The actual code would have been about 10 lines by Joel’s estimation since all it had to do was change one of the parameters to the jpeg compression library they use on this product. The test code, however would be monstrous, requiring pre-made "after" versions of an image at varying compression levels with which to compare the results with the button in various states. He also mentioned the problem of someone else having to test these things, and the difficulties they would encounter if their jpeg library happened to be different than what Joel was using.
This exchange pointed out a couple fundamental misunderstandings about how you write unit tests. Apparantly, Joel only understands full, top-down integration tests. The idea that I would write unit tests for something like Word, for example, by checking that the individual bits of a .doc file are affected by clicking the bold button on the toolbar illustrates a complete misunderstanding of what "unit" testing means. You don’t test the launch systems of our nuclear arsenal by blowing something up. See my previous post for my new favorite definition of unit testing. Bascially, I said:
"Assuming everyone else does their job, does this code do what it should?"
That’s what Joel doesn’t understand. In reality, all Joel’s test needed to cover was that pushing the button changes the input parameter to the compression library. You don’t worry about whether the compression library works, that’s not your code. Those tests belong to the component vendor who makes the compression library. If, for some insane reason, Fog Creek felt it necessary to write their own jpeg compression routines, then they are violating a couple of other closely-held principles of mine, and have thus flipped their collective bozo bits en masse. I certainly hope this isn’t the case.
This basic misunderstanding of who owns what is illustrated by the second part of Joel’s comment, where he talks about the testing difficulties introduced if customers jpeg libraries produce different results than whatever Fog Creek was using. Excuse me? The customer has no more business running your unit tests than you do running the tests for the jpeg library that, God willing, you didn’t write in-house. Why would your customers even have your tests. Why would you have shipped them the test assemblies in the first place. They aren’t going to need it (TAGNI?).
I’ve listened to Stack Overflow for a while, and I’ve found it very interesting and enlightening in most cases, but this one episode reduced my personal opinion of the hosts by several orders of magnitude. If you don’t understand a subject, then either don’t talk about it, or have someone on who does understand it to explain it to you. There are inexperienced developers out there who think that just because you have a podcast, then you automatically know what you’re talking about. It’s your responsibility as a host to not do irreperable damage to your audience by convincing them that things aren’t important just because you don’t understand them. This one episode has just armed a small army of developer luddites with a "get out of testing free" card that they will play to their pointy haired bosses, thus avoiding that whole nasty "career advancement" business.

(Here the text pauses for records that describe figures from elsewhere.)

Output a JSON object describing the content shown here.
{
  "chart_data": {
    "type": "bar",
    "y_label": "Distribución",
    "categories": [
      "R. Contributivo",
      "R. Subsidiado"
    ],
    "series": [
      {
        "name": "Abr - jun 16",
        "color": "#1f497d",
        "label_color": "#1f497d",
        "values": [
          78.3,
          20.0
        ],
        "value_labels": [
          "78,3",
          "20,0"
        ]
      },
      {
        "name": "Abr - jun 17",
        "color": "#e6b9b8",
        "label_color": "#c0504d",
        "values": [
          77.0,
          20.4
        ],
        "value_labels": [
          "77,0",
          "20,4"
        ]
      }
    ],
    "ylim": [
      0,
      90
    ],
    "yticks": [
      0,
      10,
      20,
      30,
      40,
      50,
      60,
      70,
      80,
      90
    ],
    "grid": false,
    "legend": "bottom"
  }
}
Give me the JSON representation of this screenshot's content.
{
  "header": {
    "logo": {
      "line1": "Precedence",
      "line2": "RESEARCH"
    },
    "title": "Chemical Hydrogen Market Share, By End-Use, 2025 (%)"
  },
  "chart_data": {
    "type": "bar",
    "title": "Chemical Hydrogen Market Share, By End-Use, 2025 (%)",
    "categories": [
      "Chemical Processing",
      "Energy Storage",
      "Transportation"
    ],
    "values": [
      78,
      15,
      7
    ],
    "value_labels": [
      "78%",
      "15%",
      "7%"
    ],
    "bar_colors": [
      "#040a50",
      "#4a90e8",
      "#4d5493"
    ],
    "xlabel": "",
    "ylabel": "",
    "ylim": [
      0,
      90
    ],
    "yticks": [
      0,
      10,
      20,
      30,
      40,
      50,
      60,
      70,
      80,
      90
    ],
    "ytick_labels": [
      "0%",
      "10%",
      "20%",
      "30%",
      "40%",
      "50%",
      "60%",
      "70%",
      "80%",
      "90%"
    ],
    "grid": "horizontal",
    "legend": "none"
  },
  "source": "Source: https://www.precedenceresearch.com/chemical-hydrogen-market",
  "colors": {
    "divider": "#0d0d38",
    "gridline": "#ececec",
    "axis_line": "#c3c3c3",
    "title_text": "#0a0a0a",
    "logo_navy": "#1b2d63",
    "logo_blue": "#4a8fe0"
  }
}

Hopefully in the coming weeks some more guests will appear to set Jeff and Joel straight. If not, then I’ll probably just stop listening. The bozo bit is, however, very hard to un-set. Years ago something Rockford Lhotka said flipped his bozo bit in my mind, and I still have a hard time taking him seriously today. The thing is, I can’t even remember what it was that he said now. Yeah, that’s how sticky the bozo bit is.
Okay, the joke in the title is probably TOO subtle for anyone but me to pick it up on, so I\’ll explain it. Years ago, Jeff Atwood wrote a post "Has Joel Spolsky Jumped The Shark) (http://www.codinghorror.com/blog/archives/000679.html). A generally accepted meaning of "jumping the shark" is the defining moment when something ceased to be relevant. So my title is kind of a play off of Jeff\’s title from years ago.Yeah, it wasn\’t a very good joke, I know. Whadya want this early in the morning?